Shostack + Friends Blog Archive

 

8.9%

peek-a-boo.jpg8.9% of Americans are at increased risk for ID theft due to that fellow at the veterans administration. Wow. Sure, the 13% at risk for account take-over from Cardsystems was bad, but that was just credit cards. This is about the databases that control our lives. This is horrendous. Maybe we’ll get some better laws about credit freezes out of it. [Update: That sentence doesn’t quite read as I intended it, which was half optimistic, and half giving-up in disgust. That’s what you get sometimes with blogs.]
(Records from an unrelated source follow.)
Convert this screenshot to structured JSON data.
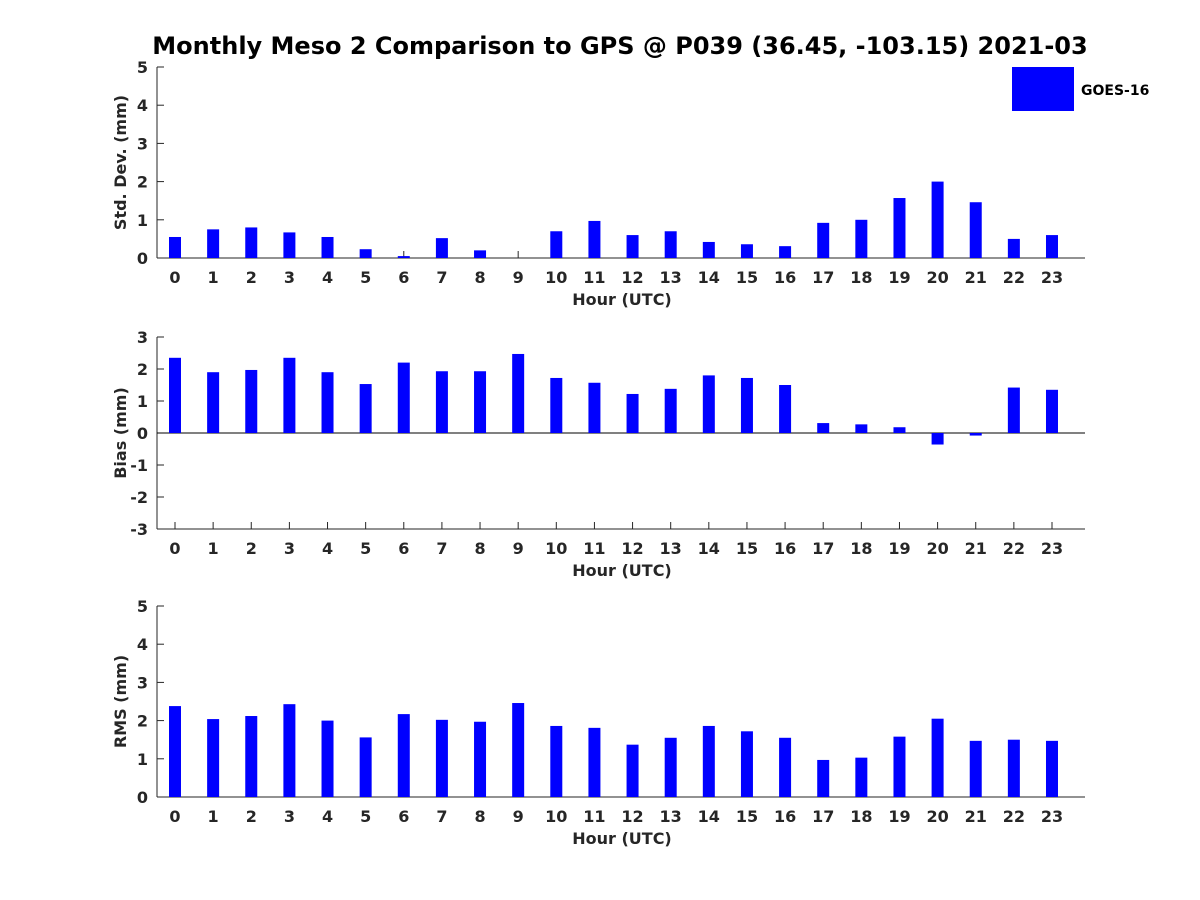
{
  "chart_data": [
    {
      "type": "bar",
      "title": "Monthly Meso 2 Comparison to GPS @ P039 (36.45, -103.15) 2021-03",
      "xlabel": "Hour (UTC)",
      "ylabel": "Std. Dev. (mm)",
      "ylim": [
        0,
        5
      ],
      "yticks": [
        "0",
        "1",
        "2",
        "3",
        "4",
        "5"
      ],
      "categories": [
        "0",
        "1",
        "2",
        "3",
        "4",
        "5",
        "6",
        "7",
        "8",
        "9",
        "10",
        "11",
        "12",
        "13",
        "14",
        "15",
        "16",
        "17",
        "18",
        "19",
        "20",
        "21",
        "22",
        "23"
      ],
      "series": [
        {
          "name": "GOES-16",
          "color": "#0000ff",
          "values": [
            0.55,
            0.75,
            0.8,
            0.67,
            0.55,
            0.23,
            0.05,
            0.52,
            0.2,
            0.0,
            0.7,
            0.97,
            0.6,
            0.7,
            0.42,
            0.36,
            0.31,
            0.92,
            1.0,
            1.57,
            2.0,
            1.46,
            0.5,
            0.6
          ]
        }
      ],
      "legend": {
        "entries": [
          "GOES-16"
        ],
        "placement": "top-right"
      }
    },
    {
      "type": "bar",
      "xlabel": "Hour (UTC)",
      "ylabel": "Bias (mm)",
      "ylim": [
        -3,
        3
      ],
      "yticks": [
        "-3",
        "-2",
        "-1",
        "0",
        "1",
        "2",
        "3"
      ],
      "categories": [
        "0",
        "1",
        "2",
        "3",
        "4",
        "5",
        "6",
        "7",
        "8",
        "9",
        "10",
        "11",
        "12",
        "13",
        "14",
        "15",
        "16",
        "17",
        "18",
        "19",
        "20",
        "21",
        "22",
        "23"
      ],
      "series": [
        {
          "name": "GOES-16",
          "color": "#0000ff",
          "values": [
            2.35,
            1.9,
            1.97,
            2.35,
            1.9,
            1.53,
            2.2,
            1.93,
            1.93,
            2.47,
            1.72,
            1.57,
            1.22,
            1.38,
            1.8,
            1.72,
            1.5,
            0.31,
            0.27,
            0.18,
            -0.36,
            -0.08,
            1.42,
            1.35
          ]
        }
      ]
    },
    {
      "type": "bar",
      "xlabel": "Hour (UTC)",
      "ylabel": "RMS (mm)",
      "ylim": [
        0,
        5
      ],
      "yticks": [
        "0",
        "1",
        "2",
        "3",
        "4",
        "5"
      ],
      "categories": [
        "0",
        "1",
        "2",
        "3",
        "4",
        "5",
        "6",
        "7",
        "8",
        "9",
        "10",
        "11",
        "12",
        "13",
        "14",
        "15",
        "16",
        "17",
        "18",
        "19",
        "20",
        "21",
        "22",
        "23"
      ],
      "series": [
        {
          "name": "GOES-16",
          "color": "#0000ff",
          "values": [
            2.38,
            2.04,
            2.12,
            2.43,
            2.0,
            1.56,
            2.17,
            2.02,
            1.97,
            2.46,
            1.86,
            1.81,
            1.37,
            1.55,
            1.86,
            1.72,
            1.55,
            0.97,
            1.03,
            1.58,
            2.05,
            1.47,
            1.5,
            1.47
          ]
        }
      ]
    }
  ]
}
[VA Secretary] Nicholson initially told the committee that the stolen information “did not include any of the VA’s electronic health records,” but after further questioning by Rep. Bob Filner (D-California), the Bush cabinet secretary admitted the data did include codes representing veterans’ specific physical ailments, Reuters reports. (From “VA Data Theft Could Cost Taxpayers $500M” in CSO Online.)
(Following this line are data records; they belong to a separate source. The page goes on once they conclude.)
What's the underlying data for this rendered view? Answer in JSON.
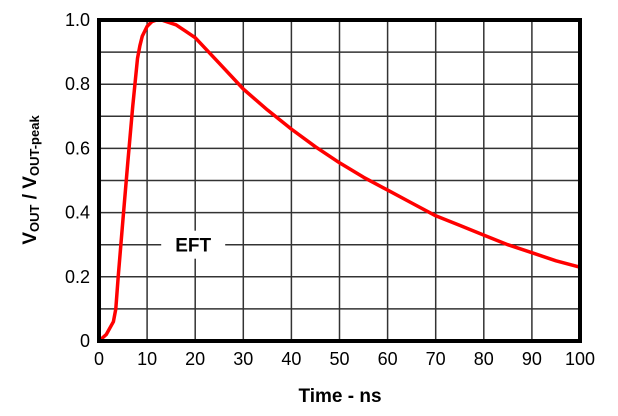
{
  "chart_data": {
    "type": "line",
    "title": "",
    "xlabel": "Time - ns",
    "ylabel": "VOUT / VOUT-peak",
    "ylabel_parts": {
      "v1": "V",
      "sub1": "OUT",
      "sep": " / ",
      "v2": "V",
      "sub2": "OUT-peak"
    },
    "xlim": [
      0,
      100
    ],
    "ylim": [
      0,
      1.0
    ],
    "grid": true,
    "x_ticks": [
      0,
      10,
      20,
      30,
      40,
      50,
      60,
      70,
      80,
      90,
      100
    ],
    "x_tick_labels": [
      "0",
      "10",
      "20",
      "30",
      "40",
      "50",
      "60",
      "70",
      "80",
      "90",
      "100"
    ],
    "y_ticks": [
      0,
      0.2,
      0.4,
      0.6,
      0.8,
      1.0
    ],
    "y_tick_labels": [
      "0",
      "0.2",
      "0.4",
      "0.6",
      "0.8",
      "1.0"
    ],
    "y_minor_grid_step": 0.1,
    "annotations": [
      {
        "text": "EFT",
        "x": 20,
        "y": 0.3
      }
    ],
    "series": [
      {
        "name": "EFT",
        "color": "#ff0000",
        "x": [
          0,
          1.5,
          3,
          3.5,
          4,
          5,
          6,
          7,
          8,
          8.5,
          9,
          10,
          11,
          12,
          13,
          14,
          16,
          18,
          20,
          25,
          30,
          35,
          40,
          45,
          50,
          55,
          60,
          65,
          70,
          75,
          80,
          85,
          90,
          95,
          100
        ],
        "y": [
          0,
          0.02,
          0.06,
          0.1,
          0.2,
          0.38,
          0.56,
          0.73,
          0.88,
          0.92,
          0.95,
          0.98,
          0.995,
          1.0,
          1.0,
          0.995,
          0.985,
          0.965,
          0.945,
          0.865,
          0.785,
          0.72,
          0.66,
          0.605,
          0.555,
          0.51,
          0.47,
          0.43,
          0.39,
          0.36,
          0.33,
          0.3,
          0.275,
          0.25,
          0.23
        ]
      }
    ]
  }
}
(The Census Bureau says there are 298,817,315 Americans today. 26500000/298817158 = .08868. Photo by daxsauerwein. )

3 comments on "8.9%"

  • Robert Lemos says:

    The number is a bit higher–12 percent of adults–if you look only at the population that truly could be at risk.
    -R

  • Adam says:

    Rob,
    Not sure I follow. Kids are at risk for ID theft, too, and it feels off to measure “of those who might be veterans.” That could include foreigners serving in the US military.

  • David Brodbeck says:

    I wonder, if this keeps up, if we’ll get there another way — if the Social Security Number will become so clearly useless as a form of authentication that a new system will emerge. I believe a lot of the trouble comes from the SSN’s dual role — various entities are using it both as identification and as authentication. If they stopped using it as a way to prove you’re you, the need to keep it secret would vanish.